From the database, the following information was obtained: patient demography (gender, age), details of alprazolam ingestion (time elapsed from ingestion to admission; estimation of amount ingested in defined daily doses [DDD]; co-ingested drugs); clinical features (including Glasgow coma score [GCS]), outcomes (length of stay [LOS] and intensive care unit [ICU] admission rate) and treatment (mechanical ventilation and flumazenil administration). Coma was defined as a GCS < 9. The DDD of alprazolam is 1 mg and of diazepam is 10 mg. For co-ingestant analysis ‘nontricyclic antidepressants’ included fluoxetine, paroxetine, fluvoxamine, sertraline, citalopram, venlafaxine, moclobemide, mirtazapine and nefazodone.ICU admission criteria for patients presenting to the Hunter Area Toxicology Service are: mechanically ventilated or intubated patients, patients with a decreased level of consciousness (GCS < 9); patients requiring haemodynamic monitoring or circulatory support or who have other major organ dysfunction requiring dedicated nursing observation. The Hunter Area Toxicology Service has a standardized discharge policy requiring review by both the medical toxicology team and the psychiatry team.

Prescription data

Prescription data for Australia were obtained from the Health Insurance Commission for the years 1992–2002 (data not available prior to 1992).
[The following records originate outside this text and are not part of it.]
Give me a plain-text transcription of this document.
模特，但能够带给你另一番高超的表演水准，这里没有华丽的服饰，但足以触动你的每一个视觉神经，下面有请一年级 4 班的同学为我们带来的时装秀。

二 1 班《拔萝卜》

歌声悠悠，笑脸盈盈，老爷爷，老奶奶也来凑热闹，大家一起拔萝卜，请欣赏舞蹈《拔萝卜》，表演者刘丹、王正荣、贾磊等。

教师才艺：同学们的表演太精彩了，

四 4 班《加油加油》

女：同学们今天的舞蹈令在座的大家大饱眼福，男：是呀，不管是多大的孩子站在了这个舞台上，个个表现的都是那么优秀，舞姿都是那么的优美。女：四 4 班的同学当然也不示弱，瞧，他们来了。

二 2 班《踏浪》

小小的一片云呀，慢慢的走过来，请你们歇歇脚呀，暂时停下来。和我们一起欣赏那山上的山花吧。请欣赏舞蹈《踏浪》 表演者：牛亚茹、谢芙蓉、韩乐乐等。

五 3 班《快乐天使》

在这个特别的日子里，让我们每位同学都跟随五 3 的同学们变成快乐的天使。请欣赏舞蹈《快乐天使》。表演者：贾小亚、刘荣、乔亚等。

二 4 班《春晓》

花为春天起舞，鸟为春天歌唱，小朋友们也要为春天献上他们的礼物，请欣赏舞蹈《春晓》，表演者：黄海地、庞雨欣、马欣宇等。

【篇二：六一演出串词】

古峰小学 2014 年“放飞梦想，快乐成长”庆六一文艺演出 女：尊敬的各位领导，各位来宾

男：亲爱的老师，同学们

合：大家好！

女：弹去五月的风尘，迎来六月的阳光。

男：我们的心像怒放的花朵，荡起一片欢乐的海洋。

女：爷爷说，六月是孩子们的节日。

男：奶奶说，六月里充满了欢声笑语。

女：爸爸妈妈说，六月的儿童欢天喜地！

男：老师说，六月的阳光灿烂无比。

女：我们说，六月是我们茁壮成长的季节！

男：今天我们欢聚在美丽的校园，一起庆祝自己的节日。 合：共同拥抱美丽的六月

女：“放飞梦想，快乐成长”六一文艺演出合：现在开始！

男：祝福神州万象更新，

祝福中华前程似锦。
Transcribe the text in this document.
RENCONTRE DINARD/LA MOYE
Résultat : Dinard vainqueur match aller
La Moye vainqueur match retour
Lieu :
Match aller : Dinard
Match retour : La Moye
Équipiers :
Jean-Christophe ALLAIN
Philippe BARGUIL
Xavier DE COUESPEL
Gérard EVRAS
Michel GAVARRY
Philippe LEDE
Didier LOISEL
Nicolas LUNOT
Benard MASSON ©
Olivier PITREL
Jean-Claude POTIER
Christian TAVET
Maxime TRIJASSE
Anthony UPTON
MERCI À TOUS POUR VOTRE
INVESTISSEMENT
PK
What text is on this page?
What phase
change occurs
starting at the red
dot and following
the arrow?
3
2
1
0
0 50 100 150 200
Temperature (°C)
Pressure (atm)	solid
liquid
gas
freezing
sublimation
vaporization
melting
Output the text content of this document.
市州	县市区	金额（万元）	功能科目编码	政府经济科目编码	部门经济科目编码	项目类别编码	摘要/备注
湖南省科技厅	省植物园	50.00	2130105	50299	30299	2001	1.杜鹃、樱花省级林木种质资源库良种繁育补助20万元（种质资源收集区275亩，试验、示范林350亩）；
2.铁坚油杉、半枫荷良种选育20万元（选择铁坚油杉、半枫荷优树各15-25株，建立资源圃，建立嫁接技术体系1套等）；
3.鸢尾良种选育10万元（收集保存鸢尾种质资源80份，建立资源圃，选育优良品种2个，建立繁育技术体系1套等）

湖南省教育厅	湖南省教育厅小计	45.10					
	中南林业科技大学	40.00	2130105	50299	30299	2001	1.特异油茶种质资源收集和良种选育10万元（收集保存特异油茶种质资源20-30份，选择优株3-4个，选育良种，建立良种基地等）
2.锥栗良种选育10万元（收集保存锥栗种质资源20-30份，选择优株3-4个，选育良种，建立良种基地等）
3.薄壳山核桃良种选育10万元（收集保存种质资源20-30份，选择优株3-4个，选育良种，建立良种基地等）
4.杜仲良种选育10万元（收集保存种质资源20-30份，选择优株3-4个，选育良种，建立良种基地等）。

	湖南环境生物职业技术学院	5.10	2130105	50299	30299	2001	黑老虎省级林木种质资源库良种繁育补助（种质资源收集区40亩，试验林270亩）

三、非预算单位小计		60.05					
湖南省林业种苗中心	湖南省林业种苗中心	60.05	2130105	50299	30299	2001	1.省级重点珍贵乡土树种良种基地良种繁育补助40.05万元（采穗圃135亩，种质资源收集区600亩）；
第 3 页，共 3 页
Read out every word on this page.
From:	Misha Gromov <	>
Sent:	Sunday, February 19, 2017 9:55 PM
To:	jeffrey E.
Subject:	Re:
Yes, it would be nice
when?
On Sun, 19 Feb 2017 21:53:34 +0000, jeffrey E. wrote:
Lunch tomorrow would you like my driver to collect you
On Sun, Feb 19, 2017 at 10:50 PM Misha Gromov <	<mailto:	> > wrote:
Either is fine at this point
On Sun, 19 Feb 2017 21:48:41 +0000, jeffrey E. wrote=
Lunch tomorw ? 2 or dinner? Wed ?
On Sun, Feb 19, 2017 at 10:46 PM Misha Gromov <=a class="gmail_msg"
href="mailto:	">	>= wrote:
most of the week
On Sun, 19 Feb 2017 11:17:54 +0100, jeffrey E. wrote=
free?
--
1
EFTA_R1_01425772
This contains the total number of prescriptions for each drug supplied under the Pharmaceutical Benefits Scheme. The number of prescriptions of all formulations for each benzodiazepine was obtained. The validity of using nationwide statistics for comparisons between drugs taken in the Hunter region has previously been established [26]. Data on the actual indications for the prescription of benzodiazepines was obtained from the Health Communication Network’s Copernicus Knowledge System. This represents a cross section of indications provided by Australian general practitioners via an electronic prescribing system for the period July 2002 to September 2002. It reflects the actual indication for the prescription rather those recommended in the product information
Statistical analysis

Five outcome variables (LOS, ICU admission rate, GCS < 9, flumazenil administration and requirement for mechanical ventilation) were used for comparison of toxicity of alprazolam with other benzodiazepines. The following potential predictor variables were included in univariate and multivariate analysis: benzodiazepine type (alprazolam, diazepam or other benzodiazepine), patient age (years), gender, benzodiazepine dose (converted to DDD), time from ingestion to hospital presentation and binary predictors for co-ingestion of tricyclic antidepressants (TCA), antipsychotics, non-TCA antidepressants, anticonvulsants, opiates, alcohol and paracetamol. To evaluate the relative toxicity of alprazolam the reference was taken as all other benzodiazepines (excluding diazepam). Diazepam was also compared with other benzodiazepines independently because it is the most commonly ingested, creating a categorical variable for benzodiazepine type with three possible values.Univariate analyses on the binary outcome variables (ICU admission, flumazenil, ventilation, coma) were conducted using simple logistic regression. Multivariate models on these outcome variables were determined using multiple logistic regression, employing both backward and forwards stepwise approaches. The outputs from the final models were reported as odds ratios (OR), with corresponding 95% confidence intervals (CI). Univariate analyses on (the natural log of) LOS was conducted using simple linear regression. Multivariate models of LOS were determined using multiple linear regression, employing both backward and forward stepwise approaches. The output from the final model was reported as coefficients, with corresponding 95% CIs. All statistical analyses were conducted in Stata (version 7, Stata Corporation, Texas USA).